My own stance over the years has changed more times than I can remember; my first taste of photography was with film, so I fell in love with the magic of light and chemistry, yet I also appreciate the many benefits of digital photography. Generally though it does not matter what you shot on, only the final resolution is what really matters. We are image-makers and it is the picture that should be our primary concern and it is the picture that should speak in volumes and not what gave it existence.


  1. jsumb 30 June 2014 at 1:04 pm

    Well Russell, I was certainly stunned by the prints that I saw at Genesis show in London last year. Stunned by how poor they were by comparison to their lofty ambition – I wrote about it here though the subject matter also concerned me…. but that would be the subject of another post altogether.
    However, I think I agree with your overall point that to suggest it is one medium versus another is to entirely miss the point and one which is likely to pander to the marketing positions of camera manufacturers and, now, software designers…. Sponsorship is a valuable commodity

  2. jamesjosephlloyd 30 June 2014 at 3:25 pm

    Well I don’t agree that two identical things are necessariliy the same independtly of how they came into being. There are plenty of examples, but for instance shed-boat-shed is not the same as shed and erased De Kooning is not the same as a blank piece of paper. I don’t think we should think of ourselves as image makers, nor that the picture should speak on its own. We should be idea makers/explorers who use images as one facet of what we do and as part of the process of communication.

  3. oliviairvine 3 July 2014 at 9:54 am

    I can only speak from my personal experience. Quite some time ago I took part in a fantastic experimental film workshop with Christoph Janetzko from Berlin. We shot on 16mm. Several years later I made another 16mm film and one of my favourite bits was editing on the Steinbeck. Even in 1995, not many people used them any more so i got unlimited access to the suite at Edinburgh College of Art with back up from knowledgeable technicians.
    I loved the physicality of the cut and splice and really got into a rhythm with it. I have since toyed around with video, but the editing software defeated me. It requires far too much time sitting at a computer which really does not suit my temperament. I did make a video recently and got someone else to do the editing, so that is maybe the way forward, but it is just not the same. Sadly, the Steinbeck at the college is no longer there. It is a case of update, delegate or give up. I guess I will give digital editing another try, but I do miss the trim bin, the bit of film round my neck and other one between my teeth and both hands full of other bits of possibilities.

  4. oliviairvine 3 July 2014 at 9:56 am

    I also liked the whirring noise of the plates and the faint smell of metal.

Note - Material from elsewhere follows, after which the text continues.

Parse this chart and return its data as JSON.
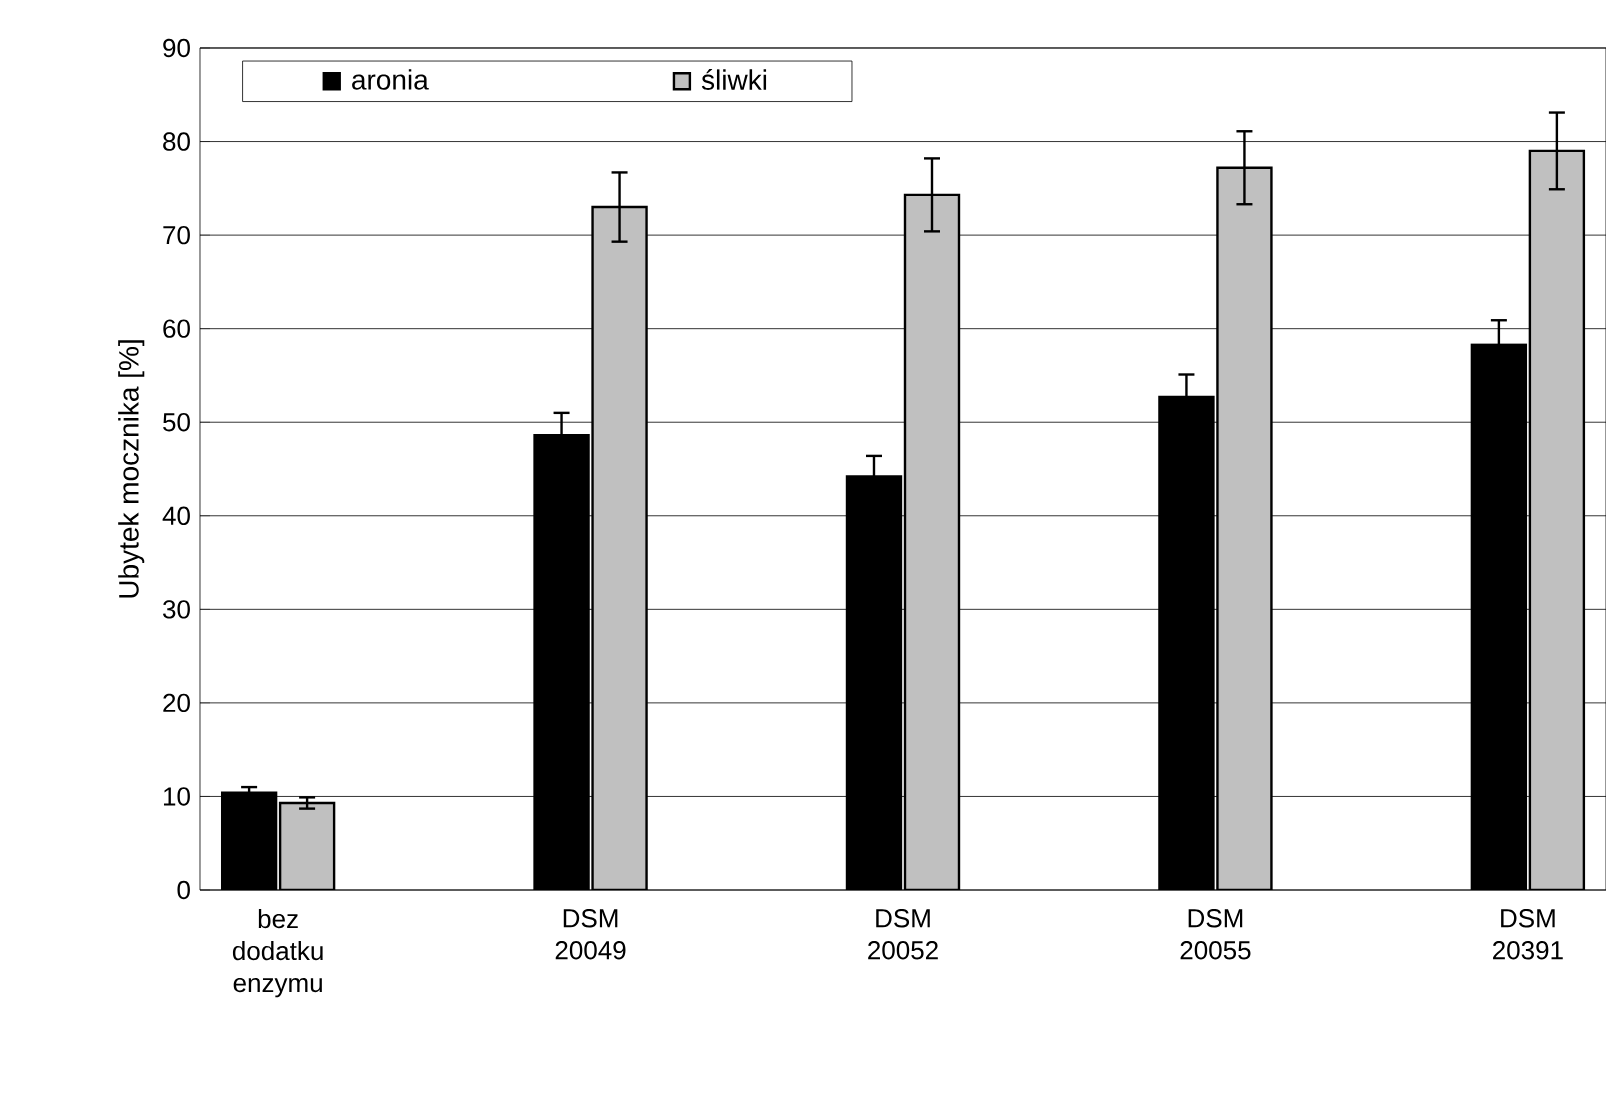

  5. Ashley Cottle 3 July 2014 at 5:02 pm

    so he shoots digital, applies some fake filter and then converts back to a negative again? A physical film negative? Doesn’t that completely negate his filter effects? What a load of pretentious nonsense. Much like his Genesis that i saw last year. Chocolate box top generic images of which several were so overly processed as to actually be hard to look at.

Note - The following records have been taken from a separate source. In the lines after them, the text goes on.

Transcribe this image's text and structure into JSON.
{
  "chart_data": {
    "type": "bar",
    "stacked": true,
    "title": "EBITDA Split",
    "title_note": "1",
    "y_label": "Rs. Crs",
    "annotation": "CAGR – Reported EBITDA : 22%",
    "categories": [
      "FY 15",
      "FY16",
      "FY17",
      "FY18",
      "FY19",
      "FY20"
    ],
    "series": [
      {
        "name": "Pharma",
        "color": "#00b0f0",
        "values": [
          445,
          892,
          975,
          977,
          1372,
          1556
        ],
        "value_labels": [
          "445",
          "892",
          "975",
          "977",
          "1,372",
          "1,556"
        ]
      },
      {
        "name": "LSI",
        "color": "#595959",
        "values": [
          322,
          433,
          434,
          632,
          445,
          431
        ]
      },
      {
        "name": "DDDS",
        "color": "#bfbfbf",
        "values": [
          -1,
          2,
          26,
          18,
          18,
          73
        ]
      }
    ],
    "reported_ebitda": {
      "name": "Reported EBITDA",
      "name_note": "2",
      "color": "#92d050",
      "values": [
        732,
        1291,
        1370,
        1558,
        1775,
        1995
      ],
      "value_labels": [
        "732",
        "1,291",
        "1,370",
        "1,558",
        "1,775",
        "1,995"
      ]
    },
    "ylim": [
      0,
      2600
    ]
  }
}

  6. Andy O'Farrell 4 July 2014 at 6:00 pm

    I dislike the Film v Digital ‘debate’…I sometimes think the Film corner belong to the flat earth society and are simply prejudiced for whatever reason -snobbery? I see the attraction of the ‘process’ with analogue and love the feel some films produce…but a good photo is a good photo, regardless of the kit…or whether it was shot ‘manual’ or ‘automatic’…who cares???…avoid these discussions like the plague… bit like the histogram fascists…but that another days rant….

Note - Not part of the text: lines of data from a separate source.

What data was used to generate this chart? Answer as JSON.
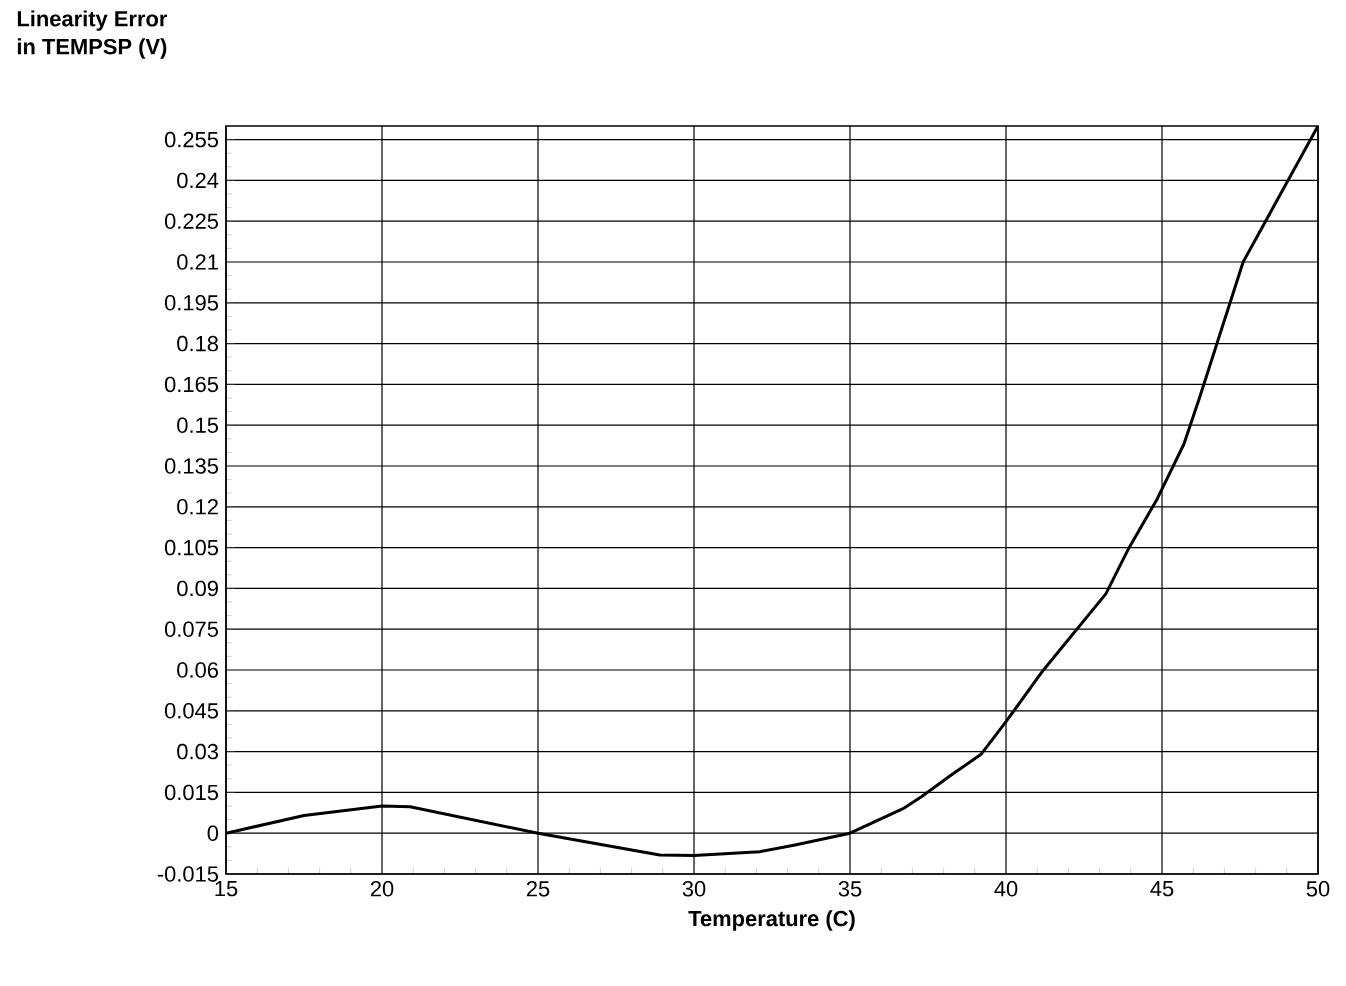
{
  "chart_data": {
    "type": "line",
    "xlabel": "Temperature (C)",
    "ylabel": "Linearity Error\nin TEMPSP (V)",
    "x": [
      15,
      17.5,
      20,
      20.9,
      25,
      28.9,
      30,
      32.1,
      33.2,
      35,
      36.7,
      37.3,
      38.2,
      39.2,
      40,
      41.2,
      43.2,
      43.9,
      44.85,
      45.7,
      46.2,
      47.6,
      50
    ],
    "values": [
      0,
      0.0065,
      0.01,
      0.0097,
      0,
      -0.008,
      -0.0082,
      -0.0068,
      -0.0044,
      0,
      0.009,
      0.0135,
      0.021,
      0.029,
      0.041,
      0.06,
      0.088,
      0.104,
      0.123,
      0.143,
      0.16,
      0.21,
      0.26
    ],
    "color": "#000000",
    "xlim": [
      15,
      50
    ],
    "xticks": [
      15,
      20,
      25,
      30,
      35,
      40,
      45,
      50
    ],
    "ylim": [
      -0.015,
      0.26
    ],
    "yticks": [
      -0.015,
      0,
      0.015,
      0.03,
      0.045,
      0.06,
      0.075,
      0.09,
      0.105,
      0.12,
      0.135,
      0.15,
      0.165,
      0.18,
      0.195,
      0.21,
      0.225,
      0.24,
      0.255
    ],
    "grid": true,
    "marker": "none",
    "line_style": "solid"
  }
}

  7. stephenbarney 28 July 2014 at 10:48 pm

    Well I love film and I only do it because it pleases me and I really enjoy the process isn’t that partly what making art is about the which is better argument is kind of void for me as the answer is most definitely neither they both are what they are I do both but the film camera has slowed me down and improved my technique the digital camera made me lazy I now use a similar process on the digital camera when I use it and the results are better because the technique is better. Oh and I just love the clunk of shutter!